Our lncRNA-associated disease prediction model LDAF_GAN,which is based on association filtering and Generative Adversarial Networks, fuses lncRNA sequence features to achieve prediction. Compared with several other prediction models, LDAF_GAN is stable and achieves superior performance. As a semi-supervised learning GAN, LDAF_GAN achieves good results even when only positive samples are available. In particular, the prediction of new lncRNAs does not require associated data, and the data distribution captured by GAN during training can support the prediction of new nodes. Thus, the method can achieve superior results both on the prediction of the original nodes and the prediction of new nodes. Further, excellent prediction results derives from two key points: filtering and negative sampling. Filtering allows the model to focus only on the parts with known associations, while negative sampling avoids pattern collapse due to the generation of all-1 vectors, which are also crucial for training.

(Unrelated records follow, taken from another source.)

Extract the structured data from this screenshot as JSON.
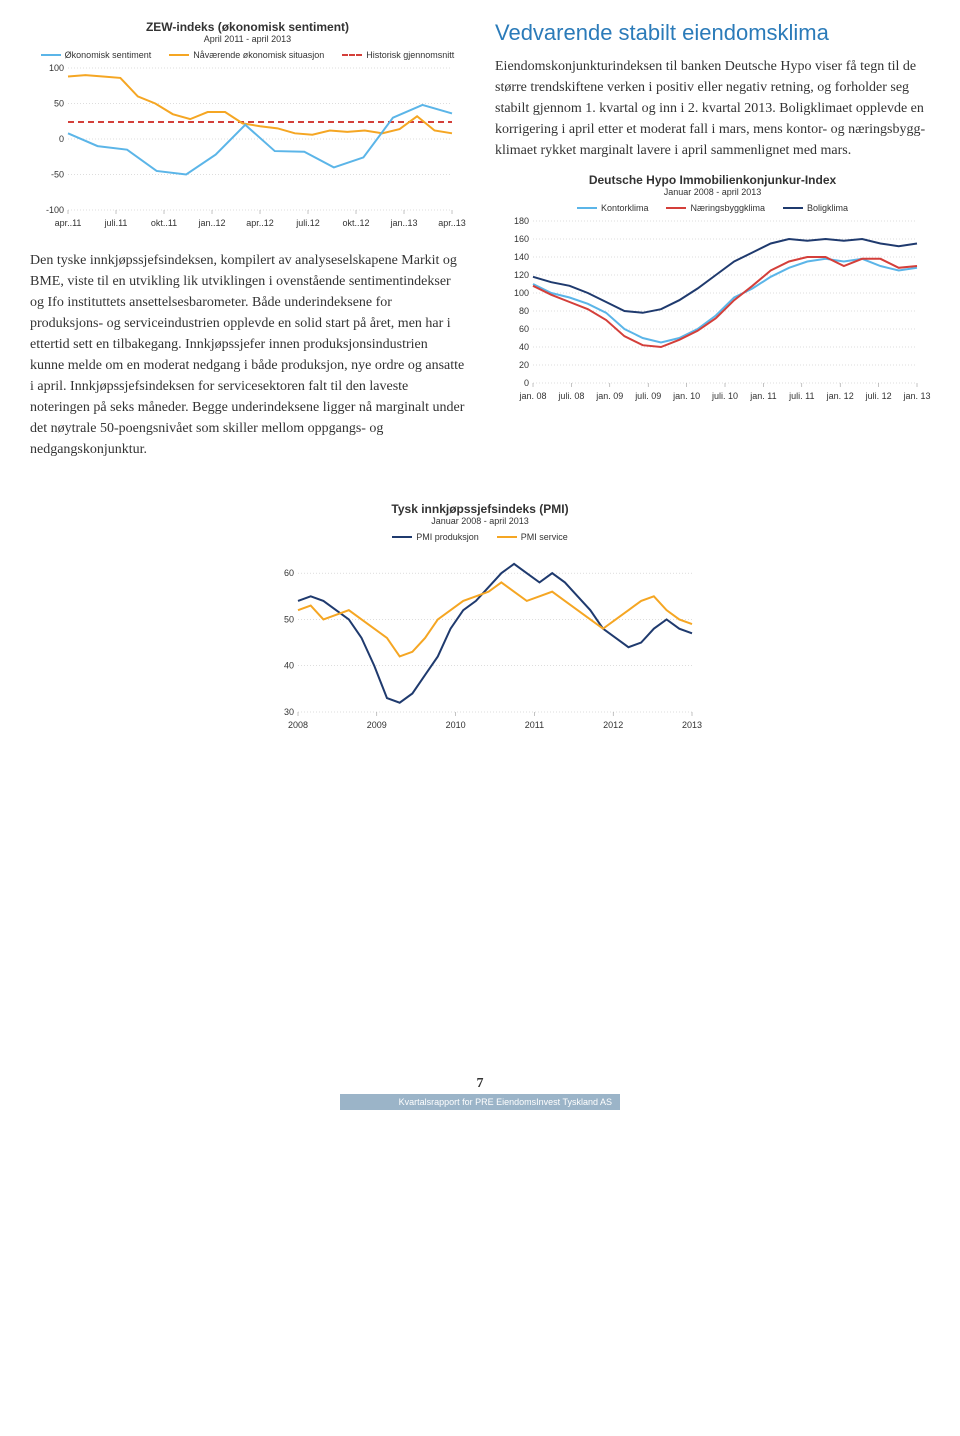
{
  "zew_chart": {
    "title": "ZEW-indeks (økonomisk sentiment)",
    "subtitle": "April 2011 - april 2013",
    "legend": [
      {
        "label": "Økonomisk sentiment",
        "color": "#5bb5e8",
        "dashed": false
      },
      {
        "label": "Nåværende økonomisk situasjon",
        "color": "#f5a623",
        "dashed": false
      },
      {
        "label": "Historisk gjennomsnitt",
        "color": "#d43f3a",
        "dashed": true
      }
    ],
    "x_labels": [
      "apr..11",
      "juli.11",
      "okt..11",
      "jan..12",
      "apr..12",
      "juli.12",
      "okt..12",
      "jan..13",
      "apr..13"
    ],
    "y_ticks": [
      -100,
      -50,
      0,
      50,
      100
    ],
    "ylim": [
      -100,
      100
    ],
    "hist_mean": 24,
    "sentiment": [
      8,
      -10,
      -15,
      -45,
      -50,
      -22,
      20,
      -17,
      -18,
      -40,
      -26,
      30,
      48,
      36
    ],
    "situation": [
      88,
      90,
      88,
      86,
      60,
      50,
      35,
      28,
      38,
      38,
      22,
      18,
      15,
      8,
      6,
      12,
      10,
      12,
      8,
      14,
      32,
      12,
      8
    ],
    "colors": {
      "bg": "#ffffff",
      "grid": "#cccccc"
    }
  },
  "left_body": "Den tyske innkjøpssjefsindeksen, kompilert av analyse­selskapene Markit og BME, viste til en utvikling lik utviklingen i ovenstående sentimentindekser og Ifo instituttets ansettelsesbarometer. Både underindeksene for produksjons- og serviceindustrien opplevde en solid start på året, men har i ettertid sett en tilbakegang. Innkjøpssjefer innen produksjonsindustrien kunne melde om en moderat nedgang i både produksjon, nye ordre og ansatte i april. Innkjøpssjefs­indeksen for servicesektoren falt til den laveste noteringen på seks måneder. Begge underindeksene ligger nå marginalt under det nøytrale 50-poengsnivået som skiller mellom oppgangs- og nedgangskonjunktur.",
  "right_heading": "Vedvarende stabilt eiendomsklima",
  "right_body": "Eiendomskonjunkturindeksen til banken Deutsche Hypo viser få tegn til de større trendskiftene verken i positiv eller negativ retning, og forholder seg stabilt gjennom 1. kvartal og inn i 2. kvartal 2013. Boligklimaet opplevde en korrigering i april etter et moderat fall i mars, mens kontor- og næringsbygg­klimaet rykket marginalt lavere i april sammenlignet med mars.",
  "hypo_chart": {
    "title": "Deutsche Hypo Immobilienkonjunkur-Index",
    "subtitle": "Januar 2008 - april 2013",
    "legend": [
      {
        "label": "Kontorklima",
        "color": "#5bb5e8"
      },
      {
        "label": "Næringsbyggklima",
        "color": "#d43f3a"
      },
      {
        "label": "Boligklima",
        "color": "#1f3a6e"
      }
    ],
    "x_labels": [
      "jan. 08",
      "juli. 08",
      "jan. 09",
      "juli. 09",
      "jan. 10",
      "juli. 10",
      "jan. 11",
      "juli. 11",
      "jan. 12",
      "juli. 12",
      "jan. 13"
    ],
    "y_ticks": [
      0,
      20,
      40,
      60,
      80,
      100,
      120,
      140,
      160,
      180
    ],
    "ylim": [
      0,
      180
    ],
    "kontor": [
      110,
      100,
      95,
      88,
      78,
      60,
      50,
      45,
      50,
      60,
      75,
      95,
      105,
      118,
      128,
      135,
      138,
      135,
      138,
      130,
      125,
      128
    ],
    "naering": [
      108,
      98,
      90,
      82,
      70,
      52,
      42,
      40,
      48,
      58,
      72,
      92,
      108,
      125,
      135,
      140,
      140,
      130,
      138,
      138,
      128,
      130
    ],
    "bolig": [
      118,
      112,
      108,
      100,
      90,
      80,
      78,
      82,
      92,
      105,
      120,
      135,
      145,
      155,
      160,
      158,
      160,
      158,
      160,
      155,
      152,
      155
    ],
    "colors": {
      "bg": "#ffffff",
      "grid": "#cccccc"
    }
  },
  "pmi_chart": {
    "title": "Tysk innkjøpssjefsindeks (PMI)",
    "subtitle": "Januar 2008 - april 2013",
    "legend": [
      {
        "label": "PMI produksjon",
        "color": "#1f3a6e"
      },
      {
        "label": "PMI service",
        "color": "#f5a623"
      }
    ],
    "x_labels": [
      "2008",
      "2009",
      "2010",
      "2011",
      "2012",
      "2013"
    ],
    "y_ticks": [
      30,
      40,
      50,
      60
    ],
    "ylim": [
      30,
      65
    ],
    "prod": [
      54,
      55,
      54,
      52,
      50,
      46,
      40,
      33,
      32,
      34,
      38,
      42,
      48,
      52,
      54,
      57,
      60,
      62,
      60,
      58,
      60,
      58,
      55,
      52,
      48,
      46,
      44,
      45,
      48,
      50,
      48,
      47
    ],
    "service": [
      52,
      53,
      50,
      51,
      52,
      50,
      48,
      46,
      42,
      43,
      46,
      50,
      52,
      54,
      55,
      56,
      58,
      56,
      54,
      55,
      56,
      54,
      52,
      50,
      48,
      50,
      52,
      54,
      55,
      52,
      50,
      49
    ],
    "colors": {
      "bg": "#ffffff",
      "grid": "#cccccc"
    }
  },
  "footer": {
    "page": "7",
    "text": "Kvartalsrapport for PRE EiendomsInvest Tyskland AS"
  }
}
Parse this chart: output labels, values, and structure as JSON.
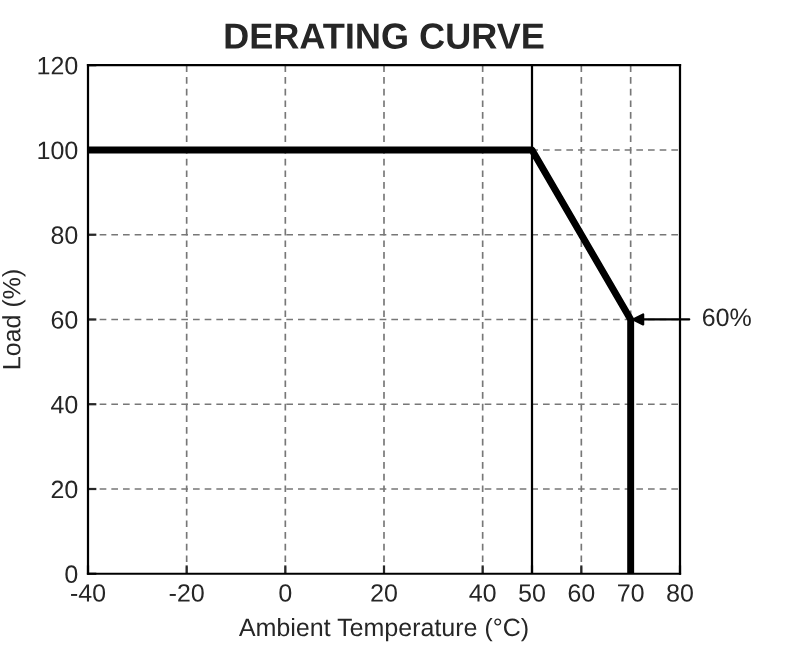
{
  "chart_data": {
    "type": "line",
    "title": "DERATING CURVE",
    "xlabel": "Ambient Temperature (°C)",
    "ylabel": "Load (%)",
    "series": [
      {
        "color": "#000000",
        "x": [
          -40,
          50,
          70,
          70
        ],
        "values": [
          100,
          100,
          60,
          0
        ]
      }
    ],
    "xlim": [
      -40,
      80
    ],
    "xticks": [
      -40,
      -20,
      0,
      20,
      40,
      50,
      60,
      70,
      80
    ],
    "ylim": [
      0,
      120
    ],
    "yticks": [
      0,
      20,
      40,
      60,
      80,
      100,
      120
    ],
    "grid": true,
    "line_style": "solid",
    "marker": "none",
    "ref_lines": [
      {
        "axis": "x",
        "value": 50,
        "label": null,
        "color": "#000000",
        "line_style": "solid"
      }
    ],
    "annotations": [
      {
        "text": "60%",
        "x": 70,
        "y": 60
      }
    ]
  }
}
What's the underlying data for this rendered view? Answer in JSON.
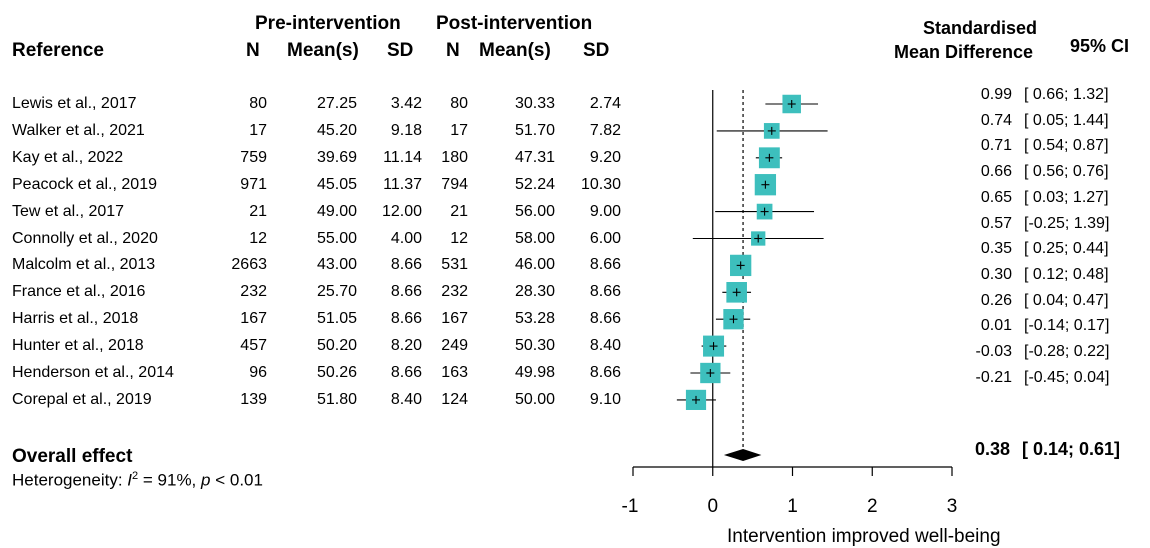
{
  "headers": {
    "reference": "Reference",
    "pre_group": "Pre-intervention",
    "post_group": "Post-intervention",
    "n": "N",
    "mean": "Mean(s)",
    "sd": "SD",
    "smd_line1": "Standardised",
    "smd_line2": "Mean Difference",
    "ci": "95% CI"
  },
  "overall": {
    "label": "Overall effect",
    "heterogeneity_prefix": "Heterogeneity: ",
    "i2_symbol": "I",
    "i2_sup": "2",
    "i2_value": " = 91%, ",
    "p_symbol": "p",
    "p_value": " < 0.01",
    "estimate_text": "0.38",
    "ci_text": "[ 0.14; 0.61]"
  },
  "chart_data": {
    "type": "forest",
    "xlabel": "Intervention improved well-being",
    "xlim": [
      -1,
      3
    ],
    "ticks": [
      -1,
      0,
      1,
      2,
      3
    ],
    "tick_labels": [
      "-1",
      "0",
      "1",
      "2",
      "3"
    ],
    "reference_line": 0,
    "overall": {
      "estimate": 0.38,
      "lower": 0.14,
      "upper": 0.61
    },
    "marker_color": "#3dbfbd",
    "diamond_color": "#000000",
    "studies": [
      {
        "name": "Lewis et al., 2017",
        "pre_n": "80",
        "pre_mean": "27.25",
        "pre_sd": "3.42",
        "post_n": "80",
        "post_mean": "30.33",
        "post_sd": "2.74",
        "smd": 0.99,
        "lower": 0.66,
        "upper": 1.32,
        "smd_text": "0.99",
        "ci_text": "[ 0.66; 1.32]",
        "weight": 0.75
      },
      {
        "name": "Walker et al., 2021",
        "pre_n": "17",
        "pre_mean": "45.20",
        "pre_sd": "9.18",
        "post_n": "17",
        "post_mean": "51.70",
        "post_sd": "7.82",
        "smd": 0.74,
        "lower": 0.05,
        "upper": 1.44,
        "smd_text": "0.74",
        "ci_text": "[ 0.05; 1.44]",
        "weight": 0.55
      },
      {
        "name": "Kay et al., 2022",
        "pre_n": "759",
        "pre_mean": "39.69",
        "pre_sd": "11.14",
        "post_n": "180",
        "post_mean": "47.31",
        "post_sd": "9.20",
        "smd": 0.71,
        "lower": 0.54,
        "upper": 0.87,
        "smd_text": "0.71",
        "ci_text": "[ 0.54; 0.87]",
        "weight": 0.92
      },
      {
        "name": "Peacock et al., 2019",
        "pre_n": "971",
        "pre_mean": "45.05",
        "pre_sd": "11.37",
        "post_n": "794",
        "post_mean": "52.24",
        "post_sd": "10.30",
        "smd": 0.66,
        "lower": 0.56,
        "upper": 0.76,
        "smd_text": "0.66",
        "ci_text": "[ 0.56; 0.76]",
        "weight": 0.95
      },
      {
        "name": "Tew et al., 2017",
        "pre_n": "21",
        "pre_mean": "49.00",
        "pre_sd": "12.00",
        "post_n": "21",
        "post_mean": "56.00",
        "post_sd": "9.00",
        "smd": 0.65,
        "lower": 0.03,
        "upper": 1.27,
        "smd_text": "0.65",
        "ci_text": "[ 0.03; 1.27]",
        "weight": 0.55
      },
      {
        "name": "Connolly et al., 2020",
        "pre_n": "12",
        "pre_mean": "55.00",
        "pre_sd": "4.00",
        "post_n": "12",
        "post_mean": "58.00",
        "post_sd": "6.00",
        "smd": 0.57,
        "lower": -0.25,
        "upper": 1.39,
        "smd_text": "0.57",
        "ci_text": "[-0.25; 1.39]",
        "weight": 0.45
      },
      {
        "name": "Malcolm et al., 2013",
        "pre_n": "2663",
        "pre_mean": "43.00",
        "pre_sd": "8.66",
        "post_n": "531",
        "post_mean": "46.00",
        "post_sd": "8.66",
        "smd": 0.35,
        "lower": 0.25,
        "upper": 0.44,
        "smd_text": "0.35",
        "ci_text": "[ 0.25; 0.44]",
        "weight": 0.95
      },
      {
        "name": "France et al., 2016",
        "pre_n": "232",
        "pre_mean": "25.70",
        "pre_sd": "8.66",
        "post_n": "232",
        "post_mean": "28.30",
        "post_sd": "8.66",
        "smd": 0.3,
        "lower": 0.12,
        "upper": 0.48,
        "smd_text": "0.30",
        "ci_text": "[ 0.12; 0.48]",
        "weight": 0.9
      },
      {
        "name": "Harris et al., 2018",
        "pre_n": "167",
        "pre_mean": "51.05",
        "pre_sd": "8.66",
        "post_n": "167",
        "post_mean": "53.28",
        "post_sd": "8.66",
        "smd": 0.26,
        "lower": 0.04,
        "upper": 0.47,
        "smd_text": "0.26",
        "ci_text": "[ 0.04; 0.47]",
        "weight": 0.88
      },
      {
        "name": "Hunter et al., 2018",
        "pre_n": "457",
        "pre_mean": "50.20",
        "pre_sd": "8.20",
        "post_n": "249",
        "post_mean": "50.30",
        "post_sd": "8.40",
        "smd": 0.01,
        "lower": -0.14,
        "upper": 0.17,
        "smd_text": "0.01",
        "ci_text": "[-0.14; 0.17]",
        "weight": 0.93
      },
      {
        "name": "Henderson et al., 2014",
        "pre_n": "96",
        "pre_mean": "50.26",
        "pre_sd": "8.66",
        "post_n": "163",
        "post_mean": "49.98",
        "post_sd": "8.66",
        "smd": -0.03,
        "lower": -0.28,
        "upper": 0.22,
        "smd_text": "-0.03",
        "ci_text": "[-0.28; 0.22]",
        "weight": 0.88
      },
      {
        "name": "Corepal et al., 2019",
        "pre_n": "139",
        "pre_mean": "51.80",
        "pre_sd": "8.40",
        "post_n": "124",
        "post_mean": "50.00",
        "post_sd": "9.10",
        "smd": -0.21,
        "lower": -0.45,
        "upper": 0.04,
        "smd_text": "-0.21",
        "ci_text": "[-0.45; 0.04]",
        "weight": 0.87
      }
    ]
  }
}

Finally, case studies show that LDAF_GAN accurately predicts disease associations for lncRNAs with known associations and lncRNA nodes without known associations but with lncRNA sequences. Nevertheless, some future developments may enhance predictions. For example, we adopt a negative sampling strategy, yet there is no guarantee that the negative samples are unassociated, which affects judgment of the model. For diseases, the model performance will be improved once appropriate disease features are incorporated.

Conclusion

LncRNAs play an important role in biological life processes, and discovering potential associations between lncRNAs and diseases facilitates better diagnoses and prevention of diseases. To this end, we offer a method for lncRNA-associated disease prediction based on association filtering and Generating Adversarial Networks, called LDAF_GAN. Experiments use two types of datasets: association data, and association data with fused lncRNA sequence features. Sub-model LDAF_gan is useful for cases of only association data. Three association data validate this approach, and the results show that the fivefold cross-validation AUC values of LDAF_gan are 0.9760, 0.9137 and 0.9265. For data with sequence features, sub-model LDAF_gan_seq is applicable. It has an average fivefold cross-validation AUC value of 0.9278. Validation results from several datasets show that LDAF_GAN can achieve excellent results and high accuracy predictions. LDAF_gan_seq can make predictions in the absence of lncRNA-disease association, which is valuable in the absence of known associations; accurate predictions can be achieved using sequence features of lncRNAs as input. The validation results of LDAF_GAN on two publicly available and our own datasets verify credibility of the model. The correct prediction of most of the top 10 diseases by LDAF_GAN for six lncRNAs demonstrates its effectiveness.